In Confidence Men, Markey recounts how he realized Wall Street’s schemes were getting out of control right after the 1987 stock market crash.
“Something very basic, very fundamental, had changed on the Street, and we on the subcommittee couldn’t put a finger on what was different,” Markey said. He recounted how one of the major Wall Street figures convicted of securities fraud in that era would tell lawmakers that finance industry executives “figured out how to turn the investing of other people’s money into a kind of game, where they were constantly changing the rules in a way that was subtly fraudulent, against the basic principles of fairness or fiduciary duty.”
No doubt, Markey hasn’t opposed every bill Wall Street has wanted — he voted for the 2008 emergency bailout, and both he and Kennedy supported the recent CARES Act coronavirus relief legislation that provided a giant bailout to corporate America. But he (and Kennedy) also most recently opposed bipartisan legislation to roll back the modest Dodd-Frank reforms passed in the wake of the financial crisis.
The financial industry has near-complete control of Washington — and its moguls are right now funding both sides of the national election as Wall Street continues growing ever larger and more powerful.
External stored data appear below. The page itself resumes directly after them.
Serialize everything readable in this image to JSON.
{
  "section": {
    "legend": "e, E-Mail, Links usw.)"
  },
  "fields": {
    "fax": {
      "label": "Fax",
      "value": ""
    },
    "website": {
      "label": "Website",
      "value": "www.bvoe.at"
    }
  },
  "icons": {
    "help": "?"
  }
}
In light of that, the Massachusetts race is a proxy battle over the whole issue of plutocracy.
If Democratic voters nominate Kennedy, they will be rewarding a wealthy scion whose closing ad promotes a Game of Thrones–style argument effectively insisting that his lineage makes him the One True King of Massachusetts.
If voters instead choose Markey, they will help keep a crucial Senate seat in the hands of a legislator who has been willing to challenge the most powerful industry on the planet as it tries to swallow our entire economy.
In this age of oligarchy, that would be no small thing.